Les urbanistes cherchent-ils à vendre du rêve ?

Quand on voit ce genre de projet, on se dit qu’ils en ont au moins la prétention.

Le terme « enchantement » ne s’emploie pas à la légère. Et quand on découvre cet article, on se dit qu’avant, la Garonne à Agen ça devait être pourri, mais que ça va devenir féérique !

Ceci-dit, si on regarde en détail l’image qui est sensée illustrer l’enchantementOn se dit c’est mignon mais un peu plat. Ça cherche à travailler sur le versant cucul de notre imaginaire, sans avoir une grande capacité à faire rêver (ce que l’on appelle un « potentiel onirique »). Parce que lorsque l’on s’attarde sur les personnages, on se rend compte que le gamin sort d’une banque d’images du XIXe siècle et qu’on a déjà vu ces séniors dynamiques et amoureux dans une pub viagra.

Bref, c’est joli, c’est mignon, mais pas enchanteur. Si vous voulez nous vendre de l’enchantement, la moindre des choses aurait été de nous rajouter un mage et des dragons !

À titre de comparaison, quand Disney nous annonce de la « féérie », ils ont la décence de nous balancer des princesses et des souris qui parlent !

Pour en revenir à la problématique, il est évident que les urbanistes cherchent bien à vendre du rêve, mais un seul ! C’est un rêve où vous habitez un beau logement et, des fois vous empruntez un beau cheminement doux pour déambuler jusqu’à votre potager partagé. Bref, vous n’êtes pas prêt de tâcher vos draps avec ce genre de rêve.

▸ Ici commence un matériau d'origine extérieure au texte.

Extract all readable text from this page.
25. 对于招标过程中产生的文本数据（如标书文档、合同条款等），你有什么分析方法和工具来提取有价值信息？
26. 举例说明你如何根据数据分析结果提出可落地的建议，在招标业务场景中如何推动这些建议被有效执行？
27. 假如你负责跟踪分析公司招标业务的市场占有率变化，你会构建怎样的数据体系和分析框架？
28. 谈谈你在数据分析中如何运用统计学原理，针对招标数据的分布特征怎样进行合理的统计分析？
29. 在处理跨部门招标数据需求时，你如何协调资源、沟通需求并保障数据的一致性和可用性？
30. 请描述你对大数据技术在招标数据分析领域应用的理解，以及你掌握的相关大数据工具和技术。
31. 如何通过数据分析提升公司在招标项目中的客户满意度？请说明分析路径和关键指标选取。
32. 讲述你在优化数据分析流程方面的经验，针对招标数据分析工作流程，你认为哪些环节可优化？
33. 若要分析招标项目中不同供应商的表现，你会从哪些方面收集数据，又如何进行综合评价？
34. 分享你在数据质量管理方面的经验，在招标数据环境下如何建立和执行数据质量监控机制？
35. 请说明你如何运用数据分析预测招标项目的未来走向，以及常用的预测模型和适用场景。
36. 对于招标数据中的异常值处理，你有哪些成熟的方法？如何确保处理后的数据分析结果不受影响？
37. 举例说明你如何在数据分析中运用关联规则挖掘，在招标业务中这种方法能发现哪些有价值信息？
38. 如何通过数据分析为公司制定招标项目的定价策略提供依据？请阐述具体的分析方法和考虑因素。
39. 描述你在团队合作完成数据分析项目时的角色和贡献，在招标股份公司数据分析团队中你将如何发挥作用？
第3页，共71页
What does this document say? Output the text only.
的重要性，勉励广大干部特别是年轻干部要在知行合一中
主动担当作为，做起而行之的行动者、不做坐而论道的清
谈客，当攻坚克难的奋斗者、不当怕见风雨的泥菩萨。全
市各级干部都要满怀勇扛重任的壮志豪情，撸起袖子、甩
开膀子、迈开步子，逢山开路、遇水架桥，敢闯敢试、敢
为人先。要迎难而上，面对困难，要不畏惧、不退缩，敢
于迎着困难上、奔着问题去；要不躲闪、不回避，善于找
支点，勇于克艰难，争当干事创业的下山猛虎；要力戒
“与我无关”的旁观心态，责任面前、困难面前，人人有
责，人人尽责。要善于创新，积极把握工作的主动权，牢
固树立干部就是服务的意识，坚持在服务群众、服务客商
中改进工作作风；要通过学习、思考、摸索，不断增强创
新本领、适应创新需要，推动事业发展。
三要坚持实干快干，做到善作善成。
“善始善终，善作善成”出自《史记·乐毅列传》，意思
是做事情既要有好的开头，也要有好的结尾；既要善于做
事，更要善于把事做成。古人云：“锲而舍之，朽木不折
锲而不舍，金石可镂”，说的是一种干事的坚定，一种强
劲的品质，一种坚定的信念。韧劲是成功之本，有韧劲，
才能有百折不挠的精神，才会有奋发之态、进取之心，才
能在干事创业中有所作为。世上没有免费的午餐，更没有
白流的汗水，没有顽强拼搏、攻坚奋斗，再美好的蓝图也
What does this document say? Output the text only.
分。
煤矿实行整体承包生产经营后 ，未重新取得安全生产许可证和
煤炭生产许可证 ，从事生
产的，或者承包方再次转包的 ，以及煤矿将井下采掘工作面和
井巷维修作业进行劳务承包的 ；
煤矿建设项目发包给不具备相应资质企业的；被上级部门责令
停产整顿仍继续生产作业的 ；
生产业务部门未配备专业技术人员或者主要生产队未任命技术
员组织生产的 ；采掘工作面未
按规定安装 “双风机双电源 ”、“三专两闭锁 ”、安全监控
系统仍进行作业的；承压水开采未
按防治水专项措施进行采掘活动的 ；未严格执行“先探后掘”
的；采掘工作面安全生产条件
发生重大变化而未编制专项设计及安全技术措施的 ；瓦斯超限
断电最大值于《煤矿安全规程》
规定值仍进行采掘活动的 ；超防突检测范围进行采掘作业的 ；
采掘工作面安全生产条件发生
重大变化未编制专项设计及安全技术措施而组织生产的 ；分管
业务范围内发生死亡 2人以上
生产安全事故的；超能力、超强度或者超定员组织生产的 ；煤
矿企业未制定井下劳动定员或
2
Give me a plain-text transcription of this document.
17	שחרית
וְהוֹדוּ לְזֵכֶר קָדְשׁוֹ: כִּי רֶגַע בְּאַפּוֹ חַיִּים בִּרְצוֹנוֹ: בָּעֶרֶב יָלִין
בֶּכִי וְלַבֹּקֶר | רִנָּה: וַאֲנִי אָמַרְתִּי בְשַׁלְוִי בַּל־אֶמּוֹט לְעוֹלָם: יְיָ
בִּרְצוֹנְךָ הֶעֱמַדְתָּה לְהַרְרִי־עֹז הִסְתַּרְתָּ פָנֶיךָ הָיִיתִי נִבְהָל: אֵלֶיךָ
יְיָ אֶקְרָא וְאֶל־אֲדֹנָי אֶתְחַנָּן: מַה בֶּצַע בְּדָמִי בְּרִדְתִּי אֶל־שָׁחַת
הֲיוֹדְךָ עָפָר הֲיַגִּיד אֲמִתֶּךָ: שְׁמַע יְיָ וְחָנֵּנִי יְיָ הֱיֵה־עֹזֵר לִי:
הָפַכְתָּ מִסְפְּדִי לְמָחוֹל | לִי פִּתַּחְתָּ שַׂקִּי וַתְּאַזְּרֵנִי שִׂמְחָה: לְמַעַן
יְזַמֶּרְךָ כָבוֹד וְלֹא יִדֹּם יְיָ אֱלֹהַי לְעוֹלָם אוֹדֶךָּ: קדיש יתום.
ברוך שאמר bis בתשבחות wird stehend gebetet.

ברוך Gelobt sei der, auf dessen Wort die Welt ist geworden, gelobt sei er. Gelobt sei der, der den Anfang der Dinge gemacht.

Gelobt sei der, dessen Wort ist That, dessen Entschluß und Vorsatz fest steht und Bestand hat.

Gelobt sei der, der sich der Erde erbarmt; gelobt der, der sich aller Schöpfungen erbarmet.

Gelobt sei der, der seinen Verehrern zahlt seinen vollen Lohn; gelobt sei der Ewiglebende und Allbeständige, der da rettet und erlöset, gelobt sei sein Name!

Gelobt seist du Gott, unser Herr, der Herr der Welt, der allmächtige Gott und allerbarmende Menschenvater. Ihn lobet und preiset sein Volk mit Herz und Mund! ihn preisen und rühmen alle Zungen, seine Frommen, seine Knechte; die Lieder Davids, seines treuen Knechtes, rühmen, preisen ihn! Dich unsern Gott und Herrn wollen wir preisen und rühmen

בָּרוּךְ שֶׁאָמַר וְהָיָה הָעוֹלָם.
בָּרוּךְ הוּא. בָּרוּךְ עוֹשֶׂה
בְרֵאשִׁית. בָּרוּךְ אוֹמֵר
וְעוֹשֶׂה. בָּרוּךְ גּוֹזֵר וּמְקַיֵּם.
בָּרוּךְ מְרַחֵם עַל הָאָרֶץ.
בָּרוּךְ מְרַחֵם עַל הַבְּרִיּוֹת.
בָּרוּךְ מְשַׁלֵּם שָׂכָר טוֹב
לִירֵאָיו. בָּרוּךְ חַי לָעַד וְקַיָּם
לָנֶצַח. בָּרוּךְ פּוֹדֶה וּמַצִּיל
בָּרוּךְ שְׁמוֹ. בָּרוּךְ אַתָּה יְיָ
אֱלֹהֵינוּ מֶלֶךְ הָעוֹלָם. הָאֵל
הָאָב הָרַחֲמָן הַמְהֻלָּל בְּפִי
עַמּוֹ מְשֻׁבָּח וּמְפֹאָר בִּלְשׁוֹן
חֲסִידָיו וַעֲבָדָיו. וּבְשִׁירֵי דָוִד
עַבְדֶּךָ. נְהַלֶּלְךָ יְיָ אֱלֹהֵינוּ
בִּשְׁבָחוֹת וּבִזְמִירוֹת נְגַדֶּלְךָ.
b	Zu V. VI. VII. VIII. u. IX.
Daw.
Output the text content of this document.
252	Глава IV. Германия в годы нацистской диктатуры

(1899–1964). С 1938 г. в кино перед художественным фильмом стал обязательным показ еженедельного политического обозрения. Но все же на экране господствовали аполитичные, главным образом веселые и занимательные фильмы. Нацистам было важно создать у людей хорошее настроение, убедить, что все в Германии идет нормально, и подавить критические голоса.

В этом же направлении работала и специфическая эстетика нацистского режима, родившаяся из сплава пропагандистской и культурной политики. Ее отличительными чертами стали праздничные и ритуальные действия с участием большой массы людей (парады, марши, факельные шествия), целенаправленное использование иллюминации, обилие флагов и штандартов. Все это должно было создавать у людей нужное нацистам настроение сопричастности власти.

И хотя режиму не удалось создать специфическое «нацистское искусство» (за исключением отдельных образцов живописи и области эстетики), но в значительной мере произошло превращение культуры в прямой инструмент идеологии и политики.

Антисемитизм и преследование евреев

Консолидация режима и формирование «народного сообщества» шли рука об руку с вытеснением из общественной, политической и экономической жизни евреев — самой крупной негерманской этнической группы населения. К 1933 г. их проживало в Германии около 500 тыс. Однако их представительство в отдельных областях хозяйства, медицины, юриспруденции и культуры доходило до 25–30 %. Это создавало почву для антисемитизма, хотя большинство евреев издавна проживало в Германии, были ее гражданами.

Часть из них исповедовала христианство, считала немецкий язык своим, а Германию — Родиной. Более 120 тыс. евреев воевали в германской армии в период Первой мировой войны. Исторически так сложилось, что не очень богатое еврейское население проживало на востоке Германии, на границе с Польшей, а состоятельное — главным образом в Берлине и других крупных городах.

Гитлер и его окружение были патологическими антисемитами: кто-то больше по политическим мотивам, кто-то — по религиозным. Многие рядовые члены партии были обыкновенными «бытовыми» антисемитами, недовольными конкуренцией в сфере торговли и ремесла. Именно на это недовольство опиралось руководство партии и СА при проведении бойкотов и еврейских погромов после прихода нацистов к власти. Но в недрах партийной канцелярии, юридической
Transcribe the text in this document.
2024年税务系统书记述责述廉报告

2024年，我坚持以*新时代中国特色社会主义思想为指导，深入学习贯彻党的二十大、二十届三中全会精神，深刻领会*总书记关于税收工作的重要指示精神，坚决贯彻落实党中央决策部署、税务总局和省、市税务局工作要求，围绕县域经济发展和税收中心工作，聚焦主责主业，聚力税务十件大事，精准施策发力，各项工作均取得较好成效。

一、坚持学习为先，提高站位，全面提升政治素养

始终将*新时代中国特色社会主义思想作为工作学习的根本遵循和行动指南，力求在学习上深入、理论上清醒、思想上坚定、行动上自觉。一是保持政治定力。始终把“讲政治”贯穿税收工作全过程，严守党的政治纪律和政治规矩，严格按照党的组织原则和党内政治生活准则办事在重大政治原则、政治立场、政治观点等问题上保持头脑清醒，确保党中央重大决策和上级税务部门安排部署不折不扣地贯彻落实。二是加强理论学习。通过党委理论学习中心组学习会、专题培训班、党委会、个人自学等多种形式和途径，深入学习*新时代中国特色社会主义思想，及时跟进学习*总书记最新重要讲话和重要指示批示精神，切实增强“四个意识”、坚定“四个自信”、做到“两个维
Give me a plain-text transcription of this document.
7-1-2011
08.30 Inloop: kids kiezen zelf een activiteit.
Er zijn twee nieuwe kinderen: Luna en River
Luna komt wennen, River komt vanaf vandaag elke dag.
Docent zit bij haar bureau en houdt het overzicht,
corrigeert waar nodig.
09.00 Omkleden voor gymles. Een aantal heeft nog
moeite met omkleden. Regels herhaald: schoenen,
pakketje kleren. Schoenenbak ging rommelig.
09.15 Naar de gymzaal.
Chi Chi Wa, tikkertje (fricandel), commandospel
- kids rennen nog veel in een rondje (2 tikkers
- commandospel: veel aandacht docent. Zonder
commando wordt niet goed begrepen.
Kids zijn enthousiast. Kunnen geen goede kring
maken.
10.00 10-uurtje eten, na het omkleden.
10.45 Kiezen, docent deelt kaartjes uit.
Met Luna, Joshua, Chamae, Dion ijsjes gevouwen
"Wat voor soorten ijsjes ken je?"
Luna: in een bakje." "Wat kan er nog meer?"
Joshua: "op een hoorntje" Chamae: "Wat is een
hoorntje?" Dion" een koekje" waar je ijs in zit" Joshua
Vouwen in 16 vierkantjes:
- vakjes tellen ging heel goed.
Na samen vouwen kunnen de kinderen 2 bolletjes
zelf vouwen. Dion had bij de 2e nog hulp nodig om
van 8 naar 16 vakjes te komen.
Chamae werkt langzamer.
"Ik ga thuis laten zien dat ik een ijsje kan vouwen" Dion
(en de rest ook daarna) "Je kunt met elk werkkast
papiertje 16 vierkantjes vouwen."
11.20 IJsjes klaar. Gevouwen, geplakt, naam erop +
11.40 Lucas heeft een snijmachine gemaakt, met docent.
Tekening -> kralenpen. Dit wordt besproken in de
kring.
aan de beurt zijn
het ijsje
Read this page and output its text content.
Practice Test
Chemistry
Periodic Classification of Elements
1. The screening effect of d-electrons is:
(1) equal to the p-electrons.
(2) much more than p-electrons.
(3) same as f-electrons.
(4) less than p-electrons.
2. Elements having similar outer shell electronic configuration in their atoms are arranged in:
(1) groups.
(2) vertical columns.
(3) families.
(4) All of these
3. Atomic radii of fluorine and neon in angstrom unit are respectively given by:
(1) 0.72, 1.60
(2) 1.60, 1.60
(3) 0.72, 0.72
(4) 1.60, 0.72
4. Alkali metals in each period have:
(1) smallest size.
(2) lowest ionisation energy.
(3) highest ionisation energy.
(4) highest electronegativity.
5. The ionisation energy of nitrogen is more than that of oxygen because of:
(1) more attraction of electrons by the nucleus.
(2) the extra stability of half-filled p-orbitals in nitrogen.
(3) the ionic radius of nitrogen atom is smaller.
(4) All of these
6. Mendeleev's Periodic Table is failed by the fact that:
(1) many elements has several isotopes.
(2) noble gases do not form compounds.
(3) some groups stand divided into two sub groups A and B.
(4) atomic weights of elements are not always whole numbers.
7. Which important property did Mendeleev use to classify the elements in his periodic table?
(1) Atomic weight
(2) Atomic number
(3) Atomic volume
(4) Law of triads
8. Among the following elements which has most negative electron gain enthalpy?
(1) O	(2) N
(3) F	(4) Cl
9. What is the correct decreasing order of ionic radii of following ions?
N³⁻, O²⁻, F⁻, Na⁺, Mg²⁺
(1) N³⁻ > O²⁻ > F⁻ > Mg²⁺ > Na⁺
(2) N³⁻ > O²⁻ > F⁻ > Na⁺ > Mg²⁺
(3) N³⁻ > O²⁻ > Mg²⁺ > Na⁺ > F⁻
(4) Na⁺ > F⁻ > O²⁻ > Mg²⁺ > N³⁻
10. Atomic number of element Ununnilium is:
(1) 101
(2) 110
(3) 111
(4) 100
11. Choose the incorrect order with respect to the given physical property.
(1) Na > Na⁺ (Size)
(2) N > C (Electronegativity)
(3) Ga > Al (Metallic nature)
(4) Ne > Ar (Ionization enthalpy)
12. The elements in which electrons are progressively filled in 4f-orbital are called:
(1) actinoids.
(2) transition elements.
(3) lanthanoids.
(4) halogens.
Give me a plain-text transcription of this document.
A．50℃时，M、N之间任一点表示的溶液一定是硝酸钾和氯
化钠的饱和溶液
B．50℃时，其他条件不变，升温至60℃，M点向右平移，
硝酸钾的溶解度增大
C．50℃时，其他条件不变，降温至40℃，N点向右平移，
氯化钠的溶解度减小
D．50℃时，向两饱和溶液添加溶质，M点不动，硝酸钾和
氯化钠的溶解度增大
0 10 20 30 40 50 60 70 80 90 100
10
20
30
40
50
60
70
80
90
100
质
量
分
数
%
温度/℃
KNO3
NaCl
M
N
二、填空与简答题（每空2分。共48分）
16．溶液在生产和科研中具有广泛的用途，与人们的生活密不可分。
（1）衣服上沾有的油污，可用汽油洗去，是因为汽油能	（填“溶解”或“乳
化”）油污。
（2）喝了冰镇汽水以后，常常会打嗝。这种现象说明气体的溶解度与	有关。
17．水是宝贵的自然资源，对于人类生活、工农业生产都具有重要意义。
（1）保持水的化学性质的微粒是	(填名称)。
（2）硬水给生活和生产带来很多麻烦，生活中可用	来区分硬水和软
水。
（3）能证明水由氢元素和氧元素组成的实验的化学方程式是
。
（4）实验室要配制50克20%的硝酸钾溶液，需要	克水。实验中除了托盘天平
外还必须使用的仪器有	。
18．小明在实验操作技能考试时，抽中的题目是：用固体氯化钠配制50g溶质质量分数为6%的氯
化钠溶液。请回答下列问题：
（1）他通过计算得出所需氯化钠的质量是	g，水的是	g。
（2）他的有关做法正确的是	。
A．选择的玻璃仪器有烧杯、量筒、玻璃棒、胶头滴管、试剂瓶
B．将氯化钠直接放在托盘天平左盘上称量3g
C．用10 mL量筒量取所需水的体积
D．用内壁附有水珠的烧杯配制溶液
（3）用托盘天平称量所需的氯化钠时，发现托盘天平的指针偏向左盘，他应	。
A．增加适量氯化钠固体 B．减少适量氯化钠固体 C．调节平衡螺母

Illustration avec la référence quasi incontournable qu’est l’écoquartier Vauban à Fribourg en Brisgau.

C’est mignon, ça a l’air calme… on y a été, on peut vous confirmer que c’est effectivement très calme, mais on ne peut pas dire que ça fait rêver. Ça ne bouscule pas l’imaginaire. Ça n’a rien d’onirique.

Le problème des urbanistes est qu’ils ne vont pas au fond des choses :

  • Par exemple, si votre obsession c’est les transports, lachez-vous ! Imaginez le nec plus ultra de la mobilité douce, osez la licorne !

En guise d’onirisme et de douceur, ça a tout de même une autre gueule qu’un vulgaire tramway !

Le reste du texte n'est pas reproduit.